Title: The Development of Logical Reasoning
Description:
There are clear theoretical and practical implications of the way people make inferences and decisions.
In addition, there are a variety of very different developmental theories that attempt to model how the underlying competencies change over time.
The starting point for these discussions is the well-documented tendency for people to make a combination of “logical” and “nonlogical” inferences and judgments.

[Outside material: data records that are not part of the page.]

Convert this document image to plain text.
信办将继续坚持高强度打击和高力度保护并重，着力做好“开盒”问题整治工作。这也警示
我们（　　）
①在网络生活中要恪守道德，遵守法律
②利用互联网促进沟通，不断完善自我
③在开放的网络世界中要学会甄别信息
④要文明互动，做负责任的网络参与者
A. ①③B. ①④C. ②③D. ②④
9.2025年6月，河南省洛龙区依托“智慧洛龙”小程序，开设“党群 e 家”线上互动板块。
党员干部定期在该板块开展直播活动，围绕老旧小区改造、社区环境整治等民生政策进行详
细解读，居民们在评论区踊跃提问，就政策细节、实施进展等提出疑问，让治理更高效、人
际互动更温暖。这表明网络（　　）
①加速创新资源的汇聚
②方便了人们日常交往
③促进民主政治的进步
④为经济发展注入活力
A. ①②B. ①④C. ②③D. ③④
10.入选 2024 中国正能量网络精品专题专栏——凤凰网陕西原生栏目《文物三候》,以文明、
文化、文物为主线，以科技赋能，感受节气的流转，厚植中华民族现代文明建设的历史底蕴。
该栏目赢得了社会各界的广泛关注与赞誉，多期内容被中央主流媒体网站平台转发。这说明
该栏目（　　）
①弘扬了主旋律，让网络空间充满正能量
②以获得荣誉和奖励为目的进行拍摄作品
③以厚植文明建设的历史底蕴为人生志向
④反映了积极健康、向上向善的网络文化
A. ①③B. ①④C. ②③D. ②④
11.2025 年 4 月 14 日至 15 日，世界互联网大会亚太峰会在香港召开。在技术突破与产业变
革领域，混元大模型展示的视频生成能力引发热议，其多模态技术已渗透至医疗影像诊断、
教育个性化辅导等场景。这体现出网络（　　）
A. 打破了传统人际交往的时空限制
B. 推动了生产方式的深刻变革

Logical inferences refer to conclusions that are logically valid, which are theoretically at least a product only of the syntactic structure of the components of the inference.

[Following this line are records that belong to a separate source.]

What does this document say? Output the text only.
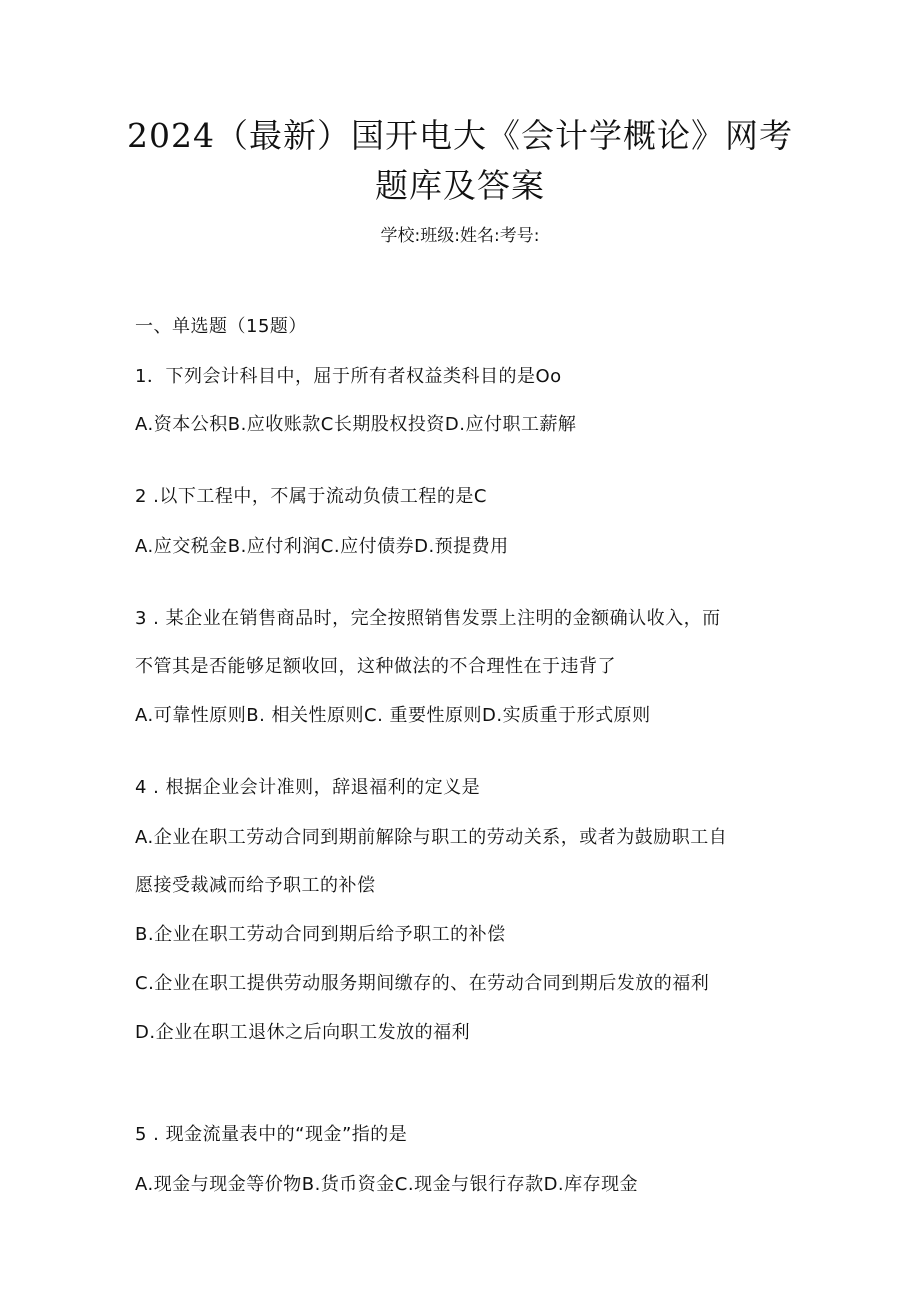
2024（最新）国开电大《会计学概论》网考
题库及答案
学校:班级:姓名:考号:
一、单选题（15题）
1．下列会计科目中，屈于所有者权益类科目的是Oo
A.资本公积B.应收账款C长期股权投资D.应付职工薪解
2 .以下工程中，不属于流动负债工程的是C
A.应交税金B.应付利润C.应付债券D.预提费用
3 . 某企业在销售商品时，完全按照销售发票上注明的金额确认收入，而
不管其是否能够足额收回，这种做法的不合理性在于违背了
A.可靠性原则B. 相关性原则C. 重要性原则D.实质重于形式原则
4 . 根据企业会计准则，辞退福利的定义是
A.企业在职工劳动合同到期前解除与职工的劳动关系，或者为鼓励职工自
愿接受裁减而给予职工的补偿
B.企业在职工劳动合同到期后给予职工的补偿
C.企业在职工提供劳动服务期间缴存的、在劳动合同到期后发放的福利
D.企业在职工退休之后向职工发放的福利
5 . 现金流量表中的“现金”指的是
A.现金与现金等价物B.货币资金C.现金与银行存款D.库存现金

Nonlogical inferences are inferences that reflect personal knowledge and/or individual biases, and that produce conclusions that are not necessarily valid.
Scientific and mathematical disciplines rely on the use of logically valid inferences, and the existence of strong tendencies towards making nonlogical inferences has clear educational implications.
One of the most common ways of understanding the interplay between these two forms of inference are general dual process frameworks, which postulates the coexistence of two systems of making inferences, a heuristic and an analytic system, that function very differently and can produce different responses to the same problem.
The analytic system is generally considered to be responsible for the potential to make logically valid inferences.
However, there are a variety of developmental theories that provide different approaches to how logical reasoning may develop.
The key concepts for each theory are very different, and it is important to understand how these differences can be articulated, in the light of the key empirical results.
Finally, each of these different approaches has very different educational implications.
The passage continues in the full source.